Derrière ces bars qui nous proposent des coquillettes, des cordons-bleus ou des céréales, devons-nous voir un délire régressif ?

Je dirais plutôt une attente de génération. Les millénials et la génération Z sont perclus de réseaux sociaux. Résultat, ils aiment passer du temps entre eux dehors, il suffit de regarder la queue à Big Mamma [groupe de restaurants français spécialisé dans la cuisine italienne]. Ensuite, ils aiment bien jouer avec le passé. Maintenant, on est nostalgique de sa jeunesse de plus en plus tôt. Il n’est pas rare d’entendre des jeunes de 17 ans dire : « Quand j’étais petit ». On réédite de plus en plus vite, que ce soient les anciens modèles de Nike, Adidas ou Lacoste, ou les téléphones à clapet. Bientôt ce sera le walkman. Quoi qu’il en soit, le passé est de plus en plus proche. Le cordon-bleu est la Stan Smith de la charcuterie. Il y a avec lui un lien affectif générationnel et émotionnel.

Devons-nous y voir la mort de la gastronomie ? Le bar à coquillettes ou à cordon-bleu ne sont-ils pas de nouveaux fast-foods ?

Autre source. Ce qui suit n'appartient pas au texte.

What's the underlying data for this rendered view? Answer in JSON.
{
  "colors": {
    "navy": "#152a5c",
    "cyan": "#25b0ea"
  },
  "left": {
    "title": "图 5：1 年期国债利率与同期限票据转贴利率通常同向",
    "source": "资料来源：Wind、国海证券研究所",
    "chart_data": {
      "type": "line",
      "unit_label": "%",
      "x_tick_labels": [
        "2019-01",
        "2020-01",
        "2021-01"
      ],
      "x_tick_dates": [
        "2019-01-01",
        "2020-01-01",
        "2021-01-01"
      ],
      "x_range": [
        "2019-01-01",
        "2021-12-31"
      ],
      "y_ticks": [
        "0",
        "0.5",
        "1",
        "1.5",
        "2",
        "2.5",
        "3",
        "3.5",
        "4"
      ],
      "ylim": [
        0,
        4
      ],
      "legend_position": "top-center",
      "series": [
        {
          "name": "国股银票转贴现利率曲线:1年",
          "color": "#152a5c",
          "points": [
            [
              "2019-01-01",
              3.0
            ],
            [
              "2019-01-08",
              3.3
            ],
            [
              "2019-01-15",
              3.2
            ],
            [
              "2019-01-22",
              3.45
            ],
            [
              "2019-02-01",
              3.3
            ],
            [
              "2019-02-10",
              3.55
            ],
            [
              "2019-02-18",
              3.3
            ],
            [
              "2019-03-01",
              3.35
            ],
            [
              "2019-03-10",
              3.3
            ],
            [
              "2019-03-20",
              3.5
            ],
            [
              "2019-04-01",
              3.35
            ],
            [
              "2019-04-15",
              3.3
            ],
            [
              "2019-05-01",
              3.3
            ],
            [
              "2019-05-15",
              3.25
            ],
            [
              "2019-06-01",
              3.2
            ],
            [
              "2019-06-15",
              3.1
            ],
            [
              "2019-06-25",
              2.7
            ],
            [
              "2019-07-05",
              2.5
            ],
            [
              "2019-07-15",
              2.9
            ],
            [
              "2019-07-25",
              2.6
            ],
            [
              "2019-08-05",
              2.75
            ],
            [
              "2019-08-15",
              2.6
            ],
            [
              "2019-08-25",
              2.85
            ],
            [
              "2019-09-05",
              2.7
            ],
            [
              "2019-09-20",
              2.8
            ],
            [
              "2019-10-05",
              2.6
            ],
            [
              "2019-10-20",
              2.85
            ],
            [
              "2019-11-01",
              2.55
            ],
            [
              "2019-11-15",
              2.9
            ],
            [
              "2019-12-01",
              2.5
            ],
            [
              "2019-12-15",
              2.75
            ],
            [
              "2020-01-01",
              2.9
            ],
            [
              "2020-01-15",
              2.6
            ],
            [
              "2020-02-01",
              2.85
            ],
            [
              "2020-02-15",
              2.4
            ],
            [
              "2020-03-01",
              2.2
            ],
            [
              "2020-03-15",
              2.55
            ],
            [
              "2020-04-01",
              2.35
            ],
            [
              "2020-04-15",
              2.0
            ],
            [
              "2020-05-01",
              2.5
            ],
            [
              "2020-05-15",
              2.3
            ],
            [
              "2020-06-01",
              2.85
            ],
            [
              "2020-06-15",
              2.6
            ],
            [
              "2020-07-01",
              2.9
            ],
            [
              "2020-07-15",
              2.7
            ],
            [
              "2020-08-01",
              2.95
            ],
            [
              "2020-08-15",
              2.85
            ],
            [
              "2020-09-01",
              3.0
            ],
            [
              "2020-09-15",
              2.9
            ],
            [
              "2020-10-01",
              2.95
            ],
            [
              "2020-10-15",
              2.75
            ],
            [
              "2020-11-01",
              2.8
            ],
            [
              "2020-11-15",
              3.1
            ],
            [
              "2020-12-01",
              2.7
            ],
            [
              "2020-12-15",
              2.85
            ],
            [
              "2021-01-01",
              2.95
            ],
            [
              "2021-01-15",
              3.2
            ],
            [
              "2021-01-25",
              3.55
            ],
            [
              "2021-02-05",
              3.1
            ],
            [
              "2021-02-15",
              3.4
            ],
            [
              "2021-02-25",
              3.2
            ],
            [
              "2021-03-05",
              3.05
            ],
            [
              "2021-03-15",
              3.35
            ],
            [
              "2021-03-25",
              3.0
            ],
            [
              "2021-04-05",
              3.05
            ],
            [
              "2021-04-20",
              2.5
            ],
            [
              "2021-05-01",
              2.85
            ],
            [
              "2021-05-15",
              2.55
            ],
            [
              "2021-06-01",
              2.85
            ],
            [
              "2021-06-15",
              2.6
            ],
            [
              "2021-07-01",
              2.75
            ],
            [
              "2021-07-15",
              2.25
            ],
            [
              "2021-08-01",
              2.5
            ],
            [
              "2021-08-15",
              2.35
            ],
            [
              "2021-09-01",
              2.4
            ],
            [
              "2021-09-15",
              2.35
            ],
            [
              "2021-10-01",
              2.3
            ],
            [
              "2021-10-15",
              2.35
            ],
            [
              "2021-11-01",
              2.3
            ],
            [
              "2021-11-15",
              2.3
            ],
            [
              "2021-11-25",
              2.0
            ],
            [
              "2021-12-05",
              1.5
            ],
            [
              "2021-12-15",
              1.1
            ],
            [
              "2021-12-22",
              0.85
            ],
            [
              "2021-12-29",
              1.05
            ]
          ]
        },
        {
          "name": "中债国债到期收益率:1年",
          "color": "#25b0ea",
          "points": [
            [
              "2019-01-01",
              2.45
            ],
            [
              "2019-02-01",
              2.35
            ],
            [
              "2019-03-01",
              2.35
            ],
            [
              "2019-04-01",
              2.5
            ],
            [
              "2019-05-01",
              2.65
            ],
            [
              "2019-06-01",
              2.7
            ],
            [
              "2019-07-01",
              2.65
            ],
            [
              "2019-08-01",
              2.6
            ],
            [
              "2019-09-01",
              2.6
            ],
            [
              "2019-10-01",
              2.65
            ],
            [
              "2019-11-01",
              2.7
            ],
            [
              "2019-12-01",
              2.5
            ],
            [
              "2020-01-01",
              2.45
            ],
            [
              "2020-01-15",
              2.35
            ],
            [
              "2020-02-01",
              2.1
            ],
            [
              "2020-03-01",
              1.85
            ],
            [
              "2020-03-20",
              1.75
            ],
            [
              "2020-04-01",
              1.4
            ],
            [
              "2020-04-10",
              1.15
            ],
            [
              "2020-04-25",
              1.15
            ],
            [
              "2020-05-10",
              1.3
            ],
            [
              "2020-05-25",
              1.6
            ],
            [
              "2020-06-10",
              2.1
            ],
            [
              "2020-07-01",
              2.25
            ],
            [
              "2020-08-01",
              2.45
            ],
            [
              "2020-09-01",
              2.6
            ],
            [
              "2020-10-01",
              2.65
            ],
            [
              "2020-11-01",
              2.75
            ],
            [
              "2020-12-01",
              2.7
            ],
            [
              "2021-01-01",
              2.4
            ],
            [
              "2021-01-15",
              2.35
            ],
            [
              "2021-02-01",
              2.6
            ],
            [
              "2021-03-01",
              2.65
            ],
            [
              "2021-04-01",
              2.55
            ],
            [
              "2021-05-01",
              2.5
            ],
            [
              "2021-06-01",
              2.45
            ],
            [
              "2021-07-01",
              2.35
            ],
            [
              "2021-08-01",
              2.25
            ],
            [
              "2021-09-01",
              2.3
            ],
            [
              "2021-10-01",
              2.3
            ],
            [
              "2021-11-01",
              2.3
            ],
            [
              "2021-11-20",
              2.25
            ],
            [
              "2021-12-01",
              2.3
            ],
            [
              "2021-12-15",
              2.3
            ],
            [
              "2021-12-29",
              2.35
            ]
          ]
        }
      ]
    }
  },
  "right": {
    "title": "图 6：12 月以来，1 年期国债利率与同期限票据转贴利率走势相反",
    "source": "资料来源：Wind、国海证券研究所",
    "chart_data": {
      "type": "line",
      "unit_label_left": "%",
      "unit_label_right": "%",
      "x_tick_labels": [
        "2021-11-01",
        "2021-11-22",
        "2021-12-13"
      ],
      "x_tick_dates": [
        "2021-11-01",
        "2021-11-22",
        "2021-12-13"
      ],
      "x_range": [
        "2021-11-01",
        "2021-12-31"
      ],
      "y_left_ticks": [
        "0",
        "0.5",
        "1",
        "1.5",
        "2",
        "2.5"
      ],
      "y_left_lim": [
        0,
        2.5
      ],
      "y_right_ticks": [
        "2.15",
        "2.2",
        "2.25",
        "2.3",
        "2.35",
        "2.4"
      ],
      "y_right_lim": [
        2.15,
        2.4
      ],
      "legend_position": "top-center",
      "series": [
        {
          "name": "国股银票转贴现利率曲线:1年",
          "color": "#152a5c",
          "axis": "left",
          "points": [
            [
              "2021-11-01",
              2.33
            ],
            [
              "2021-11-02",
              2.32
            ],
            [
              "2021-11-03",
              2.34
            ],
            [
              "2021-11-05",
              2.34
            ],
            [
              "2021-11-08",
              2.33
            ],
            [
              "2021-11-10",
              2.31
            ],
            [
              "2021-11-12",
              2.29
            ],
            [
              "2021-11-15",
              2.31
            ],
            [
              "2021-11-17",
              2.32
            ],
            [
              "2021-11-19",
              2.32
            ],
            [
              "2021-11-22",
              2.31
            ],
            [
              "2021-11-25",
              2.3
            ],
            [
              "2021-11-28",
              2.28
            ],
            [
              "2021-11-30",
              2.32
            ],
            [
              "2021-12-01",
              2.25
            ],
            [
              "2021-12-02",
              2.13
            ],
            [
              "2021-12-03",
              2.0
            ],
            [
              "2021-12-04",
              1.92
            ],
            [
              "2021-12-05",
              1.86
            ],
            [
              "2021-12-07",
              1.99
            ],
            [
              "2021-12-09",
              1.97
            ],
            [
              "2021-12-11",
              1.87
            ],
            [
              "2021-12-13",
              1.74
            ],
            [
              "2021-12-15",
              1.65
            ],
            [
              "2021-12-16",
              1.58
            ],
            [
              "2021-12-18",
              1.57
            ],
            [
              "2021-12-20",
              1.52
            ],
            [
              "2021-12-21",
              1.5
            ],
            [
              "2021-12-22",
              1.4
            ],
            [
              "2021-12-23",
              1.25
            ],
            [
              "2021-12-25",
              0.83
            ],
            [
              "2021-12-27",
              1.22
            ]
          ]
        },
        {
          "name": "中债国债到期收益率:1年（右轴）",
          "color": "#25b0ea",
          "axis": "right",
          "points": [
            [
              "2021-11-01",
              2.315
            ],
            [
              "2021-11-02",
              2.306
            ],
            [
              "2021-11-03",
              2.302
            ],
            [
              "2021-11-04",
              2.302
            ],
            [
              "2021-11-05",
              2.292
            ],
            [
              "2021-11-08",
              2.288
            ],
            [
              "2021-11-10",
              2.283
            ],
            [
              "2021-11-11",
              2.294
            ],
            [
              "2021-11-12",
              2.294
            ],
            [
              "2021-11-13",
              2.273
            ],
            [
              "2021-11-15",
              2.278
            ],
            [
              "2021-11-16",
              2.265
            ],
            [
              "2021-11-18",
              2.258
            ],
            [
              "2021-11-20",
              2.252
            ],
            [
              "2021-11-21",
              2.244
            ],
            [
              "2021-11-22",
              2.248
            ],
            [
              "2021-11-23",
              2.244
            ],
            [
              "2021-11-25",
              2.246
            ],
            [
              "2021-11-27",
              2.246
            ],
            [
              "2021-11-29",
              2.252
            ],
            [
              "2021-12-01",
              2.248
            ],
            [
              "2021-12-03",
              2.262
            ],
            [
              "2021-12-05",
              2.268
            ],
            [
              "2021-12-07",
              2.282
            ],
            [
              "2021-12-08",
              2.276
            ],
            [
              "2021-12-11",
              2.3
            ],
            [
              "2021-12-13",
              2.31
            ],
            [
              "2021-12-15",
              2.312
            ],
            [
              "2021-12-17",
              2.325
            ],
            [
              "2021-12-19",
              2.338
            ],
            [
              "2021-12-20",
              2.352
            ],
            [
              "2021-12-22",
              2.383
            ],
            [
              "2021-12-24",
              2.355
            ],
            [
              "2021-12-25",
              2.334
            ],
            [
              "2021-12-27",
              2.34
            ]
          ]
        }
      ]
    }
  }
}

Oui, en quelque sorte. Le fast-food s’est polarisé. Nous avons d’un côté le fooding, avec des chefs passés à la télé. Les clients y vivent des « émotions » et se lâchent. Ils peuvent y dépenser exceptionnellement, trois ou quatre fois dans l’année, 100 euros. Au quotidien, il y a la « street-food », plutôt que « fast ». Avant on « se faisait » des burgers ou des kebabs, aujourd’hui, on « se fait » en plus des Asiatiques ou des Italiens.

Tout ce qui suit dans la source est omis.